オペレーションを単純化しながら多数の「昭和の本物」に近いメニューを提供できる仕組みを工夫して作り上げている様子が伺われます。一つの収支モデルとして、次のような数字が同社の資料に示されています(数字は簡略化し、一部丸めている。1カ月)。
売上高 ――――――― 400万円
売上総利益 ――――― 280万円
人件費 ――――――― 100万円
その他一般管理費 ―― 75万円
営業利益 ―――――― 105万円
■濃いレトロ、薄いレトロ
あくまでも外部から見た感想に過ぎませんが、いくつか懸念材料も感じられます。
メニューが非常に多いこと、および薄利多売であることなどからは、厨房で調理をする人の労働負担にかなり頼っているところがありそうです。お客の数がさほど多くない時間帯でも、少し注文が重なると、料理が出てくるのが遅くなってしまったりする可能性があるでしょう。単品の焼鳥屋さん、お好み焼き屋さん、バーとかならカウンター越しにさっと注文してさっと食べることができるのと比べ、顧客にいらいらさせてしまう頻度が高くなってしまうことはないのでしょうか。
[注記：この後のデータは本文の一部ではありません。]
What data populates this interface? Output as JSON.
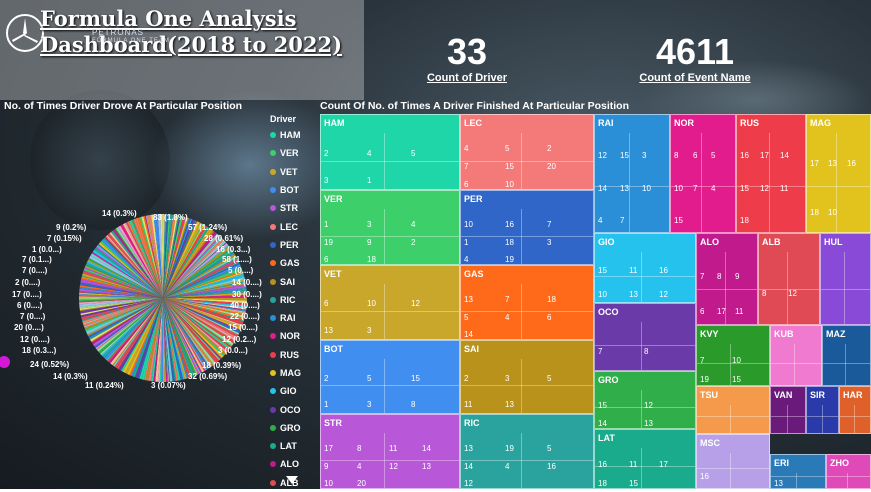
{
  "header": {
    "title": "Formula One Analysis Dashboard(2018 to 2022)",
    "logo_text_1": "PETRONAS",
    "logo_text_2": "FORMULA ONE TEAM"
  },
  "kpis": [
    {
      "value": "33",
      "label": "Count of Driver"
    },
    {
      "value": "4611",
      "label": "Count of Event Name"
    }
  ],
  "pie": {
    "title": "No. of Times Driver Drove At Particular Position",
    "labels": [
      "14 (0.3%)",
      "83 (1.8%)",
      "9 (0.2%)",
      "57 (1.24%)",
      "7 (0.15%)",
      "28 (0.61%)",
      "1 (0.0...)",
      "16 (0.3...)",
      "7 (0.1...)",
      "58 (1....)",
      "7 (0....)",
      "5 (0....)",
      "2 (0....)",
      "14 (0....)",
      "17 (0....)",
      "30 (0....)",
      "6 (0....)",
      "40 (0....)",
      "7 (0....)",
      "22 (0....)",
      "20 (0....)",
      "15 (0....)",
      "12 (0....)",
      "12 (0.2...)",
      "18 (0.3...)",
      "3 (0.0...)",
      "24 (0.52%)",
      "18 (0.39%)",
      "14 (0.3%)",
      "32 (0.69%)",
      "11 (0.24%)",
      "3 (0.07%)"
    ]
  },
  "legend": {
    "title": "Driver",
    "items": [
      {
        "name": "HAM",
        "color": "#1fd6a8"
      },
      {
        "name": "VER",
        "color": "#3ccf6a"
      },
      {
        "name": "VET",
        "color": "#c9a72a"
      },
      {
        "name": "BOT",
        "color": "#3f8ef0"
      },
      {
        "name": "STR",
        "color": "#b857d8"
      },
      {
        "name": "LEC",
        "color": "#f47a7a"
      },
      {
        "name": "PER",
        "color": "#2f66c8"
      },
      {
        "name": "GAS",
        "color": "#ff6a1a"
      },
      {
        "name": "SAI",
        "color": "#b8921a"
      },
      {
        "name": "RIC",
        "color": "#2aa39e"
      },
      {
        "name": "RAI",
        "color": "#2b8fd8"
      },
      {
        "name": "NOR",
        "color": "#e21c8c"
      },
      {
        "name": "RUS",
        "color": "#ee3c4a"
      },
      {
        "name": "MAG",
        "color": "#e2c21c"
      },
      {
        "name": "GIO",
        "color": "#25c2ee"
      },
      {
        "name": "OCO",
        "color": "#6a3aa8"
      },
      {
        "name": "GRO",
        "color": "#2fae4a"
      },
      {
        "name": "LAT",
        "color": "#1aab8c"
      },
      {
        "name": "ALO",
        "color": "#c01a8c"
      },
      {
        "name": "ALB",
        "color": "#e04a55"
      }
    ]
  },
  "treemap": {
    "title": "Count Of No. of Times A Driver Finished At Particular Position",
    "tiles": [
      {
        "name": "HAM",
        "color": "#1fd6a8",
        "nums": [
          "2",
          "4",
          "5",
          "3",
          "1"
        ]
      },
      {
        "name": "LEC",
        "color": "#f47a7a",
        "nums": [
          "4",
          "5",
          "2",
          "7",
          "15",
          "20",
          "6",
          "10"
        ]
      },
      {
        "name": "RAI",
        "color": "#2b8fd8",
        "nums": [
          "12",
          "15",
          "3",
          "14",
          "13",
          "10",
          "4",
          "7"
        ]
      },
      {
        "name": "NOR",
        "color": "#e21c8c",
        "nums": [
          "8",
          "6",
          "5",
          "10",
          "7",
          "4",
          "15"
        ]
      },
      {
        "name": "RUS",
        "color": "#ee3c4a",
        "nums": [
          "16",
          "17",
          "14",
          "15",
          "12",
          "11",
          "18"
        ]
      },
      {
        "name": "MAG",
        "color": "#e2c21c",
        "nums": [
          "17",
          "13",
          "16",
          "18",
          "10"
        ]
      },
      {
        "name": "VER",
        "color": "#3ccf6a",
        "nums": [
          "1",
          "3",
          "4",
          "19",
          "9",
          "2",
          "6",
          "18"
        ]
      },
      {
        "name": "PER",
        "color": "#2f66c8",
        "nums": [
          "10",
          "16",
          "7",
          "1",
          "18",
          "3",
          "4",
          "19"
        ]
      },
      {
        "name": "GIO",
        "color": "#25c2ee",
        "nums": [
          "15",
          "11",
          "16",
          "10",
          "13",
          "12"
        ]
      },
      {
        "name": "ALO",
        "color": "#c01a8c",
        "nums": [
          "7",
          "8",
          "9",
          "6",
          "17",
          "11"
        ]
      },
      {
        "name": "ALB",
        "color": "#e04a55",
        "nums": [
          "8",
          "12"
        ]
      },
      {
        "name": "HUL",
        "color": "#8a4ad8",
        "nums": []
      },
      {
        "name": "VET",
        "color": "#c9a72a",
        "nums": [
          "6",
          "10",
          "12",
          "13",
          "3"
        ]
      },
      {
        "name": "GAS",
        "color": "#ff6a1a",
        "nums": [
          "13",
          "7",
          "18",
          "5",
          "4",
          "6",
          "14"
        ]
      },
      {
        "name": "OCO",
        "color": "#6a3aa8",
        "nums": [
          "7",
          "8"
        ]
      },
      {
        "name": "KVY",
        "color": "#2a9a2a",
        "nums": [
          "7",
          "10",
          "19",
          "15"
        ]
      },
      {
        "name": "KUB",
        "color": "#f07ad0",
        "nums": []
      },
      {
        "name": "MAZ",
        "color": "#1a5a9a",
        "nums": []
      },
      {
        "name": "BOT",
        "color": "#3f8ef0",
        "nums": [
          "2",
          "5",
          "15",
          "1",
          "3",
          "8"
        ]
      },
      {
        "name": "SAI",
        "color": "#b8921a",
        "nums": [
          "2",
          "3",
          "5",
          "11",
          "13"
        ]
      },
      {
        "name": "GRO",
        "color": "#2fae4a",
        "nums": [
          "15",
          "12",
          "14",
          "13"
        ]
      },
      {
        "name": "TSU",
        "color": "#f59a4a",
        "nums": []
      },
      {
        "name": "VAN",
        "color": "#6a1a7a",
        "nums": []
      },
      {
        "name": "SIR",
        "color": "#2a3aa8",
        "nums": []
      },
      {
        "name": "HAR",
        "color": "#e0602a",
        "nums": []
      },
      {
        "name": "STR",
        "color": "#b857d8",
        "nums": [
          "17",
          "8",
          "11",
          "14",
          "9",
          "4",
          "12",
          "13",
          "10",
          "20"
        ]
      },
      {
        "name": "RIC",
        "color": "#2aa39e",
        "nums": [
          "13",
          "19",
          "5",
          "14",
          "4",
          "16",
          "12"
        ]
      },
      {
        "name": "LAT",
        "color": "#1aab8c",
        "nums": [
          "16",
          "11",
          "17",
          "18",
          "15"
        ]
      },
      {
        "name": "MSC",
        "color": "#b8a0e8",
        "nums": [
          "16"
        ]
      },
      {
        "name": "ERI",
        "color": "#2a7ab8",
        "nums": [
          "13"
        ]
      },
      {
        "name": "ZHO",
        "color": "#e04ab8",
        "nums": []
      }
    ]
  }
}
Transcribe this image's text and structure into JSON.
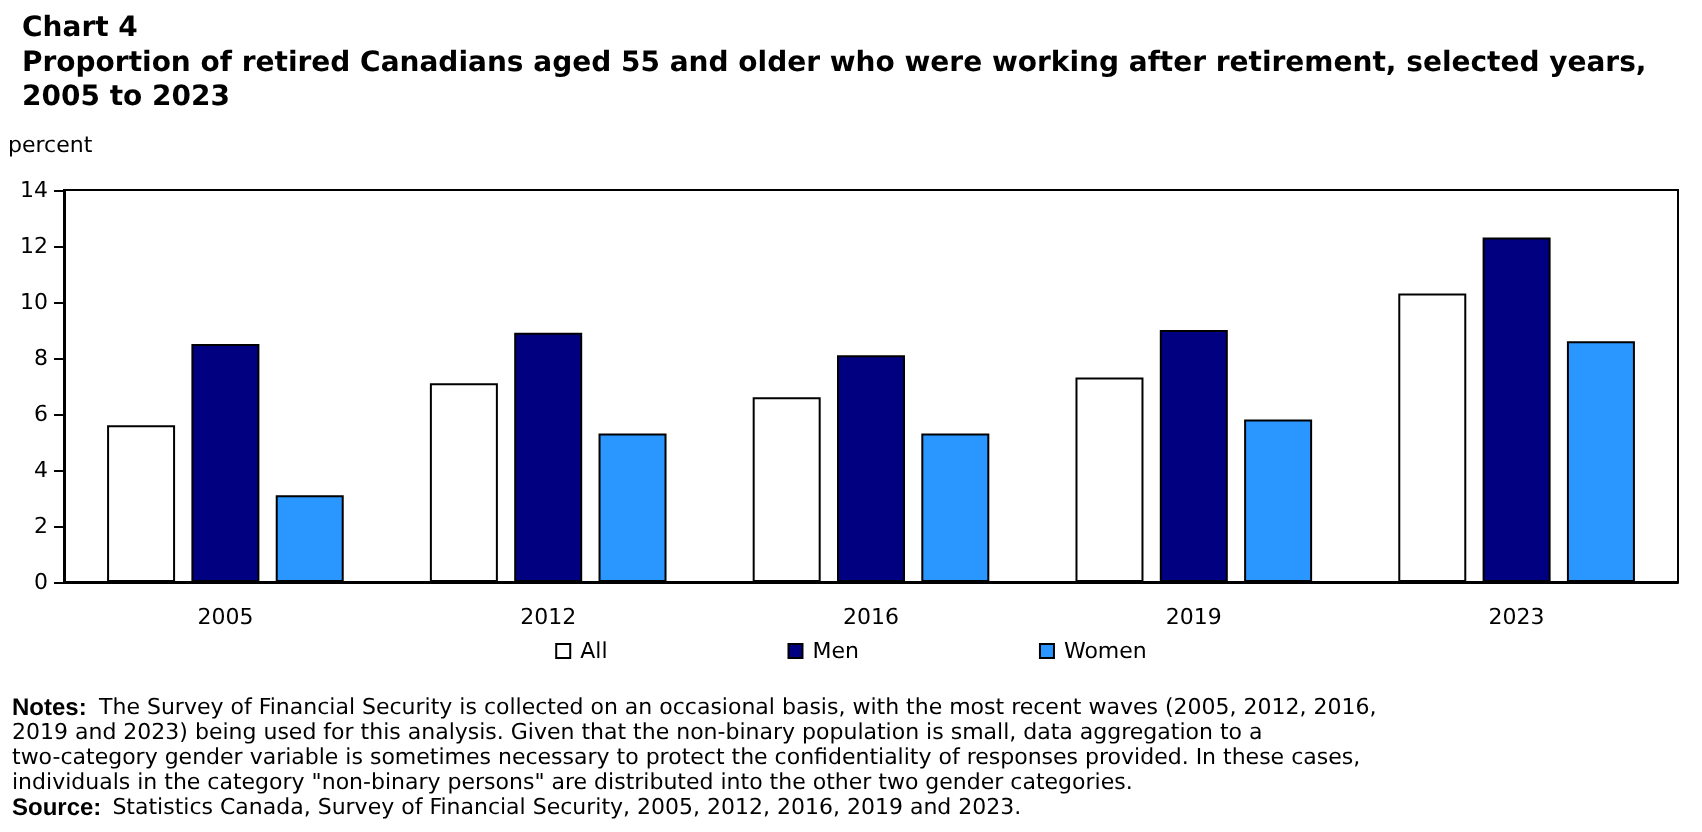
{
  "chart_data": {
    "type": "bar",
    "title": "Chart 4",
    "subtitle": "Proportion of retired Canadians aged 55 and older who were working after retirement, selected years, 2005 to 2023",
    "ylabel": "percent",
    "categories": [
      "2005",
      "2012",
      "2016",
      "2019",
      "2023"
    ],
    "series": [
      {
        "name": "All",
        "color": "#ffffff",
        "values": [
          5.6,
          7.1,
          6.6,
          7.3,
          10.3
        ]
      },
      {
        "name": "Men",
        "color": "#000080",
        "values": [
          8.5,
          8.9,
          8.1,
          9.0,
          12.3
        ]
      },
      {
        "name": "Women",
        "color": "#2997ff",
        "values": [
          3.1,
          5.3,
          5.3,
          5.8,
          8.6
        ]
      }
    ],
    "ylim": [
      0,
      14
    ],
    "yticks": [
      0,
      2,
      4,
      6,
      8,
      10,
      12,
      14
    ],
    "grid": false,
    "legend": "bottom",
    "annotations": [
      "Notes: The Survey of Financial Security is collected on an occasional basis, with the most recent waves (2005, 2012, 2016, 2019 and 2023) being used for this analysis. Given that the non-binary population is small, data aggregation to a two-category gender variable is sometimes necessary to protect the confidentiality of responses provided. In these cases, individuals in the category \"non-binary persons\" are distributed into the other two gender categories.",
      "Source: Statistics Canada, Survey of Financial Security, 2005, 2012, 2016, 2019 and 2023."
    ]
  }
}
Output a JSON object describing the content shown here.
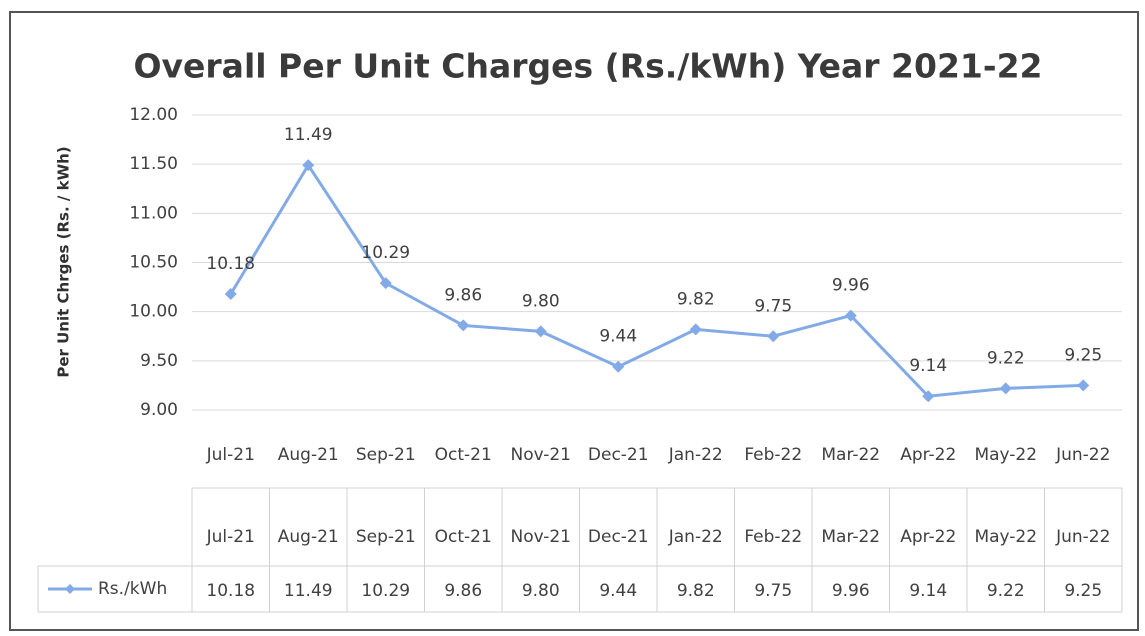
{
  "chart_data": {
    "type": "line",
    "title": "Overall Per Unit Charges (Rs./kWh) Year 2021-22",
    "y_label": "Per Unit Chrges (Rs. / kWh)",
    "categories": [
      "Jul-21",
      "Aug-21",
      "Sep-21",
      "Oct-21",
      "Nov-21",
      "Dec-21",
      "Jan-22",
      "Feb-22",
      "Mar-22",
      "Apr-22",
      "May-22",
      "Jun-22"
    ],
    "series": [
      {
        "name": "Rs./kWh",
        "color": "#82aae6",
        "values": [
          10.18,
          11.49,
          10.29,
          9.86,
          9.8,
          9.44,
          9.82,
          9.75,
          9.96,
          9.14,
          9.22,
          9.25
        ],
        "value_labels": [
          "10.18",
          "11.49",
          "10.29",
          "9.86",
          "9.80",
          "9.44",
          "9.82",
          "9.75",
          "9.96",
          "9.14",
          "9.22",
          "9.25"
        ]
      }
    ],
    "ylim": [
      9,
      12
    ],
    "yticks": [
      {
        "value": 9,
        "label": "9.00"
      },
      {
        "value": 9.5,
        "label": "9.50"
      },
      {
        "value": 10,
        "label": "10.00"
      },
      {
        "value": 10.5,
        "label": "10.50"
      },
      {
        "value": 11,
        "label": "11.00"
      },
      {
        "value": 11.5,
        "label": "11.50"
      },
      {
        "value": 12,
        "label": "12.00"
      }
    ],
    "grid": true,
    "data_table": true
  }
}
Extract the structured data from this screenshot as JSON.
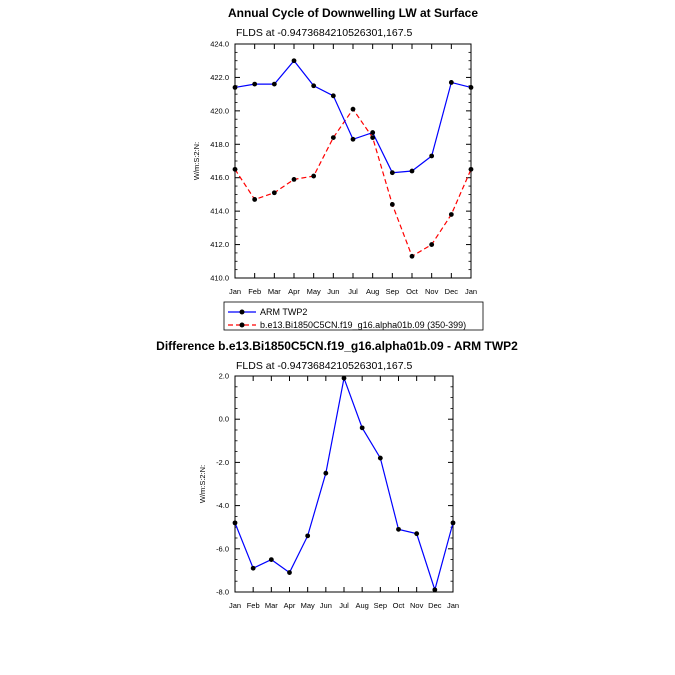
{
  "chart_data": [
    {
      "type": "line",
      "title": "Annual Cycle of Downwelling LW at Surface",
      "subtitle": "FLDS at -0.9473684210526301,167.5",
      "ylabel": "W/m:S:2:N:",
      "xlabel": "",
      "categories": [
        "Jan",
        "Feb",
        "Mar",
        "Apr",
        "May",
        "Jun",
        "Jul",
        "Aug",
        "Sep",
        "Oct",
        "Nov",
        "Dec",
        "Jan"
      ],
      "ylim": [
        410.0,
        424.0
      ],
      "yticks": [
        "410.0",
        "412.0",
        "414.0",
        "416.0",
        "418.0",
        "420.0",
        "422.0",
        "424.0"
      ],
      "grid": false,
      "legend_position": "bottom",
      "series": [
        {
          "name": "ARM TWP2",
          "color": "#0000ff",
          "line_style": "solid",
          "values": [
            421.4,
            421.6,
            421.6,
            423.0,
            421.5,
            420.9,
            418.3,
            418.7,
            416.3,
            416.4,
            417.3,
            421.7,
            421.4
          ]
        },
        {
          "name": "b.e13.Bi1850C5CN.f19_g16.alpha01b.09 (350-399)",
          "color": "#ff0000",
          "line_style": "dashed",
          "values": [
            416.5,
            414.7,
            415.1,
            415.9,
            416.1,
            418.4,
            420.1,
            418.4,
            414.4,
            411.3,
            412.0,
            413.8,
            416.5
          ]
        }
      ]
    },
    {
      "type": "line",
      "title": "Difference b.e13.Bi1850C5CN.f19_g16.alpha01b.09 - ARM TWP2",
      "subtitle": "FLDS at -0.9473684210526301,167.5",
      "ylabel": "W/m:S:2:N:",
      "xlabel": "",
      "categories": [
        "Jan",
        "Feb",
        "Mar",
        "Apr",
        "May",
        "Jun",
        "Jul",
        "Aug",
        "Sep",
        "Oct",
        "Nov",
        "Dec",
        "Jan"
      ],
      "ylim": [
        -8.0,
        2.0
      ],
      "yticks": [
        "-8.0",
        "-6.0",
        "-4.0",
        "-2.0",
        "0.0",
        "2.0"
      ],
      "grid": false,
      "series": [
        {
          "color": "#0000ff",
          "line_style": "solid",
          "values": [
            -4.8,
            -6.9,
            -6.5,
            -7.1,
            -5.4,
            -2.5,
            1.9,
            -0.4,
            -1.8,
            -5.1,
            -5.3,
            -7.9,
            -4.8
          ]
        }
      ]
    }
  ]
}
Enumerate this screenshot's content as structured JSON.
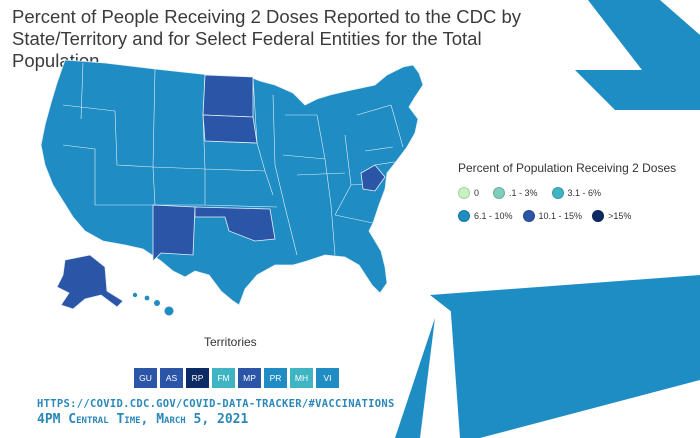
{
  "title": "Percent of People Receiving 2 Doses Reported to the CDC by State/Territory and for Select Federal Entities for the Total Population",
  "legend": {
    "title": "Percent of Population Receiving 2 Doses",
    "items": [
      {
        "label": "0",
        "color": "#c9f2c0"
      },
      {
        "label": ".1 - 3%",
        "color": "#7fcdbb"
      },
      {
        "label": "3.1 - 6%",
        "color": "#3fb5c4"
      },
      {
        "label": "6.1 - 10%",
        "color": "#1f8cc3"
      },
      {
        "label": "10.1 - 15%",
        "color": "#2b56a8"
      },
      {
        "label": ">15%",
        "color": "#0c2a63"
      }
    ]
  },
  "map": {
    "base_category": "6.1 - 10%",
    "highlighted_states": [
      {
        "state": "North Dakota",
        "category": "10.1 - 15%"
      },
      {
        "state": "South Dakota",
        "category": "10.1 - 15%"
      },
      {
        "state": "New Mexico",
        "category": "10.1 - 15%"
      },
      {
        "state": "Oklahoma",
        "category": "10.1 - 15%"
      },
      {
        "state": "West Virginia",
        "category": "10.1 - 15%"
      },
      {
        "state": "Alaska",
        "category": "10.1 - 15%"
      }
    ],
    "colors": {
      "base": "#1f8cc3",
      "highlight": "#2b56a8",
      "border": "#e6f0f7"
    }
  },
  "territories": {
    "label": "Territories",
    "items": [
      {
        "code": "GU",
        "color": "#2b56a8"
      },
      {
        "code": "AS",
        "color": "#2b56a8"
      },
      {
        "code": "RP",
        "color": "#0c2a63"
      },
      {
        "code": "FM",
        "color": "#3fb5c4"
      },
      {
        "code": "MP",
        "color": "#2b56a8"
      },
      {
        "code": "PR",
        "color": "#1f8cc3"
      },
      {
        "code": "MH",
        "color": "#3fb5c4"
      },
      {
        "code": "VI",
        "color": "#1f8cc3"
      }
    ]
  },
  "footer": {
    "url": "HTTPS://COVID.CDC.GOV/COVID-DATA-TRACKER/#VACCINATIONS",
    "time": "4PM Central Time, March 5, 2021"
  },
  "decor_color": "#1e8dc4"
}
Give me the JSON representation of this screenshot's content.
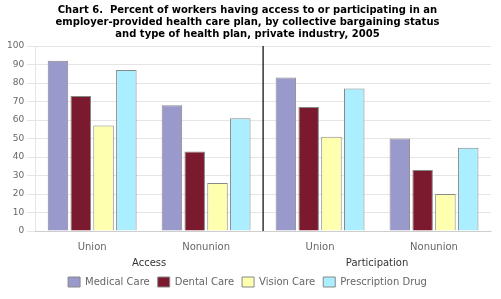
{
  "chart_data": {
    "type": "bar",
    "title": "Chart 6.  Percent of workers having access to or participating in an\nemployer-provided health care plan, by collective bargaining status\nand type of health plan, private industry, 2005",
    "categories": [
      "Union",
      "Nonunion",
      "Union",
      "Nonunion"
    ],
    "series": [
      {
        "name": "Medical Care",
        "color": "#9999cc",
        "values": [
          92,
          68,
          83,
          50
        ]
      },
      {
        "name": "Dental Care",
        "color": "#7b1a2e",
        "values": [
          73,
          43,
          67,
          33
        ]
      },
      {
        "name": "Vision Care",
        "color": "#ffffb0",
        "values": [
          57,
          26,
          51,
          20
        ]
      },
      {
        "name": "Prescription Drug",
        "color": "#aaeeff",
        "values": [
          87,
          61,
          77,
          45
        ]
      }
    ],
    "annotations": [
      {
        "text": "Access",
        "span": [
          0,
          1
        ]
      },
      {
        "text": "Participation",
        "span": [
          2,
          3
        ]
      }
    ],
    "ylim": [
      0,
      100
    ],
    "yticks": [
      0,
      10,
      20,
      30,
      40,
      50,
      60,
      70,
      80,
      90,
      100
    ],
    "grid": true,
    "legend": "bottom"
  }
}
もう1つの懸念は、店の運営ではなく店舗コンセプトに関してです。昭和レトロのポスター、料理、小物が、これでもかと店内に満ち溢れているととても面白いのですが、一つ間違って“やりすぎ”にならないかと心配します。単独店で少数の固定客を長くつなぎとめることに成功している店ならともかくも、繁華街を中心に多店舗展開して広く顧客を集めるとしたら、際立って面白い作りは濃すぎて、逆に“飽き”を生じさせるもとになるのではないかと思われます。
つまり、いままでの昭和レトロが「特に意識して訪れる場」「遊園地のように遊びに行く場」つまり“ハレ”の場として注目されていたものだとしたら、「飽きのこない日常集う場」「安心して毎日定食を食べられる場」つまり“ケ”の場としての店舗開発をしていくことが、息の長いフォーマットとして根付くための重要な視点ではなかろうかと思うわけです。「ナンジャタウンの福袋商店街」や「台場1丁目商店街」とは求めるものが少し違うはずです。
でもまあ、それは次のステップなのかもしれません。今は少し尖がっていた方が注目も浴びるし、まだまだ飽きもこないでしょうから…。
■多店舗展開しやすいフォーマットはどれか
他に昭和レトロ居酒屋として次のようなところが挙げられます。
・ハッピー
五反田と新宿(2店、うち1店は立ち飲み店)の計3店。NKG & アソシエイツという会社がプロデュース。マスコミによく取り上げられる店としてはこちらもかなり有名です
NKG & アソシエイツ http://www.nkg.gr.jp/shop/happy.html
五反田ハッピー店長blog http://g-happy.cocolog-nifty.com/blog/
・まんぷく食堂 有楽町コンコース
・朝日食堂 六本木
・ラッキー酒場 麻布十番
・三茶氣 三軒茶屋。経営はエイジア・キッチン
・昭和横丁 蒲田
これも挙げればきりがありません。web上の情報とかを見る限り、“昭和度”の濃さ/薄さ、酒中心/食事中心、価格帯など違いがあります。多店舗化を考えるかどうかは経営者の考え方によるでしょうが、標準フォーマットとして成立しやすい業態はどのあたりにあるのでしょうね。